Por: Jornal Sul Brasil | 1 mês atrás

O agronegócio catarinense vê com tranquilidade e otimismo a posse da vice-governadora Daniela Reinehr no comando do Poder Executivo de Santa Catarina em função do afastamento, para responder a processo de impeachment, do governador Carlos Moisés. A manifestação é do presidente da Federação da Agricultura e Pecuária do Estado (FAESC) José Zeferino Pedrozo.

O dirigente mostra que, além de ser advogada e produtora rural, Daniela conhece profundamente a economia primária catarinense e as características das principais cadeias produtivas, como a suinocultura, avicultura, pecuária de corte, bovinocultura leiteira, milho, soja, feijão e trigo.

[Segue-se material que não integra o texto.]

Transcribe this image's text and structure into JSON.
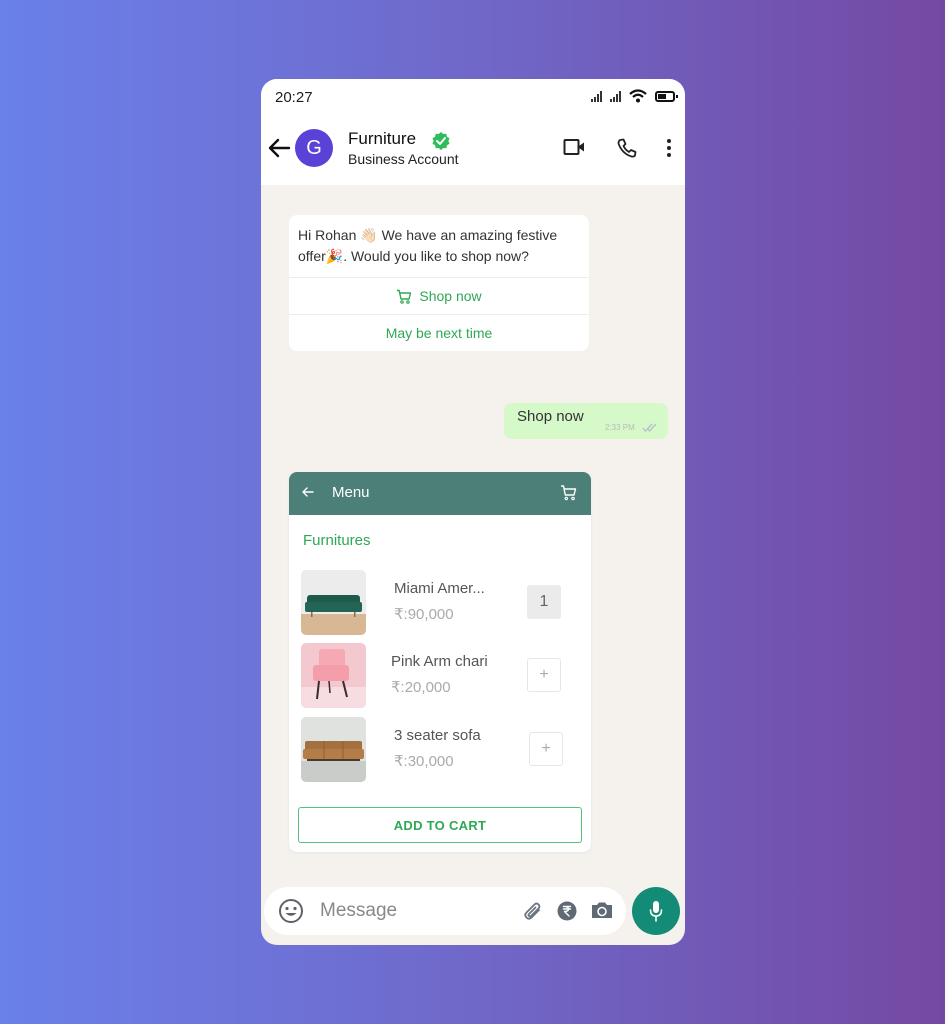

No ano passado, em um período de fortes discussões entre o governo catarinense – que desejava eliminar a política de incentivos fiscais dos insumos agrícolas –  e os produtores rurais, a vice-governadora posicionou-se fortemente em favor das entidades do agronegócio. Depois de muito desgaste, o governo mudou de posição e reinstituiu os incentivos, como fazem todos os Estados da Federação.

Pedrozo lembra que esse episódio foi superado e a relação entre o governador e o setor agropecuário tornou-se muito “produtiva e respeitosa”, com amplo diálogo mediado pelo secretário da Agricultura, Ricardo De Gouvêa.

O presidente assinalou que é essencial manter todos os programas orientados para a agricultura, a pesca e a pecuária, pois esses setores se tornaram a locomotiva do desenvolvimento econômico barriga-verde.

A FAESC não comenta a questão do afastamento que pode culminar na cassação ou na absolvição do governador “por se tratar de um processo jurídico-político de responsabilidade dos Poderes Judiciário e Legislativo”. Entretanto, a Federação espera que as instituições funcionem com total regularidade e que os processos transcorram em ritmo de normalidade, sem prejudicar a ação estatal e sem afastar empreendedores interessados em investir em Santa Catarina.